Big Data – Security and Privacy
Elisa Bertino, Purdue University
Technological advances and novel applications, such as sensors, cyber-physical systems, smart mobile devices, cloud systems, data analytics, and social networks, are making possible to capture, and to quickly process and analyze huge amounts of data from which to extract information critical for security-related tasks. In the area of cyber security, such tasks include user authentication, access control, anomaly detection, user monitoring, and protection from insider threat. By analyzing and integrating data collected on the Internet and Web one can identify connections and relationships among individuals that may in turn help with homeland protection. By collecting and mining data concerning user travels and disease outbreaks one can predict disease spreading across geographical areas. And those are just a few examples; there are certainly many other domains where data technologies can play a major role in enhancing security. The use of data for security tasks raises however major privacy concerns. Collected data, even if anonymized by removing identifiers such as names or social security numbers, when linked with other data may lead to re-identify the individuals to which specific data items are related to. Also, as organizations, such as governmental agencies, often need to collaborate on security tasks, data sets are exchanged across different organizations, resulting in these data sets being available to many different parties. Apart from the use of data for analytics, security tasks such as authentication and access control may require detailed information about users. An example is multi-factor authentication that may require, in addition to a password or a certificate, user biometrics. Recently proposed continuous authentication techniques extend access control system. This information if misused or stolen can lead to privacy breaches. It would then seem that in order to achieve security we must give up privacy. However this may not be necessarily the case.

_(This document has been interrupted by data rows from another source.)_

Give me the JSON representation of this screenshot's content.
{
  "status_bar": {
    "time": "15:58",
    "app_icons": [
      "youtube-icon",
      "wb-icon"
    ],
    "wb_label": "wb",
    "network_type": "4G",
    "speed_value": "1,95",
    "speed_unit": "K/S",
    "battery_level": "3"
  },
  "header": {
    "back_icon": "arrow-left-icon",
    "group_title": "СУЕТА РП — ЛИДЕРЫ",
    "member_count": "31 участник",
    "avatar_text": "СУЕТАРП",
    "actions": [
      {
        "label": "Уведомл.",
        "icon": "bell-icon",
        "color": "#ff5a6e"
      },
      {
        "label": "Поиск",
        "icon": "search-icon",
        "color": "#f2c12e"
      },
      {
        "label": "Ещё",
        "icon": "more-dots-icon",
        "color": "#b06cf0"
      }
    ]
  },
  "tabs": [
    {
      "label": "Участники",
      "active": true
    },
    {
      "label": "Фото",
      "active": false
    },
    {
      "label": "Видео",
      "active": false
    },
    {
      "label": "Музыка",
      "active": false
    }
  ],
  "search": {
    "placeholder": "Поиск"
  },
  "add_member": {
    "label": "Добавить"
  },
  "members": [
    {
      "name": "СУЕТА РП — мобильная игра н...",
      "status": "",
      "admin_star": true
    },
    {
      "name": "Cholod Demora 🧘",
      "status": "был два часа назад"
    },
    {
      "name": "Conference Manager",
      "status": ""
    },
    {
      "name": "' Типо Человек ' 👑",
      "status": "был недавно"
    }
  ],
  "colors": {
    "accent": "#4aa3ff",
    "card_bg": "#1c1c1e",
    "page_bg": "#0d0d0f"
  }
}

Recent advances in cryptography are making possible to work on encrypted data – for example for performing analytics on encrypted data. However much more needs to be done as the data privacy techniques to use heavily depend on the specific use of data and the security tasks at hand. Also current techniques are not still able to meet the efficiency requirement for use with big data sets.
In this talk we will discuss methods and techniques to make this reconciliation possible and identify research directions.